イスラエルの歴史学者であり、大学教授 、世界的ベストセラー『サピエンス全史 』の著者であるユヴァル・ノア・ハラリ氏は 、今年3月のNew York Timesで「人類が高度なAIと最初に接触したのはソーシャルメディアだった。しかし、我々はこれに敗れた。

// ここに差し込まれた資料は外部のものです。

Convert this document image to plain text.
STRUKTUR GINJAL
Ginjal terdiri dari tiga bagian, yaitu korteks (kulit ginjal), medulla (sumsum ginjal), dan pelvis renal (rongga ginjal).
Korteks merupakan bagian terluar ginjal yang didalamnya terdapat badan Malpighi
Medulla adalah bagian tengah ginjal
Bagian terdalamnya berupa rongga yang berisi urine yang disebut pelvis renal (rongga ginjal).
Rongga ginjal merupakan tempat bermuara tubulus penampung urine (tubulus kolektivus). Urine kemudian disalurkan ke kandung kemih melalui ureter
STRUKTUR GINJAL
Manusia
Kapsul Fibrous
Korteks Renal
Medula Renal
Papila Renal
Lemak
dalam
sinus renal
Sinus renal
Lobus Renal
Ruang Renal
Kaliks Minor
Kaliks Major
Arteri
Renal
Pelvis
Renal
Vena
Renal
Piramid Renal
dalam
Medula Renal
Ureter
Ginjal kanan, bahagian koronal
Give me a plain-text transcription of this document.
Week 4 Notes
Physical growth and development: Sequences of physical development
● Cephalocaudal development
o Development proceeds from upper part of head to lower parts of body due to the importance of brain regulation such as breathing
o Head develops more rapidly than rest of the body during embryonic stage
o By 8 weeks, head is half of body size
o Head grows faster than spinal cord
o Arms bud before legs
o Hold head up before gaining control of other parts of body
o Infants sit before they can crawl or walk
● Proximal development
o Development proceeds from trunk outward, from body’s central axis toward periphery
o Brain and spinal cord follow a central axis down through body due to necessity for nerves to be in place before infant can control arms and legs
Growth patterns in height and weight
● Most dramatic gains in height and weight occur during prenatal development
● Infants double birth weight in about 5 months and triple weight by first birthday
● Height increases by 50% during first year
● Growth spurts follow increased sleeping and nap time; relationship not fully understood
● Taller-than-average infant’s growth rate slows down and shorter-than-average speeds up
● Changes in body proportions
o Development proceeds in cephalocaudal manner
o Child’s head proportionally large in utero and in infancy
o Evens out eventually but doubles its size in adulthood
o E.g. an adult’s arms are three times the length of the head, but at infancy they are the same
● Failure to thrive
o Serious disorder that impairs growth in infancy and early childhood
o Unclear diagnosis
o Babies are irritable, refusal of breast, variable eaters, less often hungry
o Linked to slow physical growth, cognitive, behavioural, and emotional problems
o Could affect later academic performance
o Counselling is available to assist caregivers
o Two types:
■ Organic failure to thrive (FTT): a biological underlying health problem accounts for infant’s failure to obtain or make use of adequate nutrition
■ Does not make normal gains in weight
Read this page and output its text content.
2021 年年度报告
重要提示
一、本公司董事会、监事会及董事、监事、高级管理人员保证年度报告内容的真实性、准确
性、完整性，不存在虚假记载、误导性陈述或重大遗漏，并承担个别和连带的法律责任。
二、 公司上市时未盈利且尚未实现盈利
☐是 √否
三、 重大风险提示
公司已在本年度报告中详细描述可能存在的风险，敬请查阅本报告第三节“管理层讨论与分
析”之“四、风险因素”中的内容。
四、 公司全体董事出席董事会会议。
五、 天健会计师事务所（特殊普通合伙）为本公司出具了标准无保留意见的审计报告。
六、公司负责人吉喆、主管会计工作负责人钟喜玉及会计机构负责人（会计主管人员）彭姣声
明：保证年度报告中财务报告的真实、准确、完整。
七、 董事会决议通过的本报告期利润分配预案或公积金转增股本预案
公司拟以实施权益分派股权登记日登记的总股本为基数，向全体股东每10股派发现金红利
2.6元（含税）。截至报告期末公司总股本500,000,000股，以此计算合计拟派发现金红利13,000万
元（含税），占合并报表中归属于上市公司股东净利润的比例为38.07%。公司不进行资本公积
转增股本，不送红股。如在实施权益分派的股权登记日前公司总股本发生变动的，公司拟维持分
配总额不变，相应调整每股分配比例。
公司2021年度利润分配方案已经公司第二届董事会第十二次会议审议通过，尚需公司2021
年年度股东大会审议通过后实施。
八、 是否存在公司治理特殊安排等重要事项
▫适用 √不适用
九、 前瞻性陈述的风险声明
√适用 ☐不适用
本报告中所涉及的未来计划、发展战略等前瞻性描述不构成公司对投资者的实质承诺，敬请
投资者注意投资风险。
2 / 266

」と述べている。
SNSは、多くの人を没入させ、気づけば多くの憎しみが存在する世界を生み出し、人間が建設的な会話をする妨げとなってしまった。

世界はこれまで、効率化という目的に向かって競い合ってきた。
効率化の行き過ぎで環境が破壊されたり、人と人とのつながりが希薄になったりすると、特定の人や会社を指差して、あの人のせいだ、あの会社のせいだ、と言われがちだが、本当に糾弾されるべきはその負のシステムに存在するMolochである。

Molochとは前のNoteでも説明した、社会における個人/集団の競争を表す比喩的存在、個々人の目標の追求が全体の利益の破壊につながる、全体の底下げレースを生み出すシステムの存在を指す。

「MolochによるMolochのための」、あるいは「人間による、Molochのための」、という世界はナンセンスだ。

誰もより不幸になりたいわけではない。

だが個人の利益を追い求めるうちに、誰も抜け出せない負のレースに参加するよう、Molochは仕向けてくる。

だから私たちは、人間の最重要リソースである「考える力」までも腐らせてしまう前に、「人間による人間のための」新たな知能の扱い方を考えていかなければならない。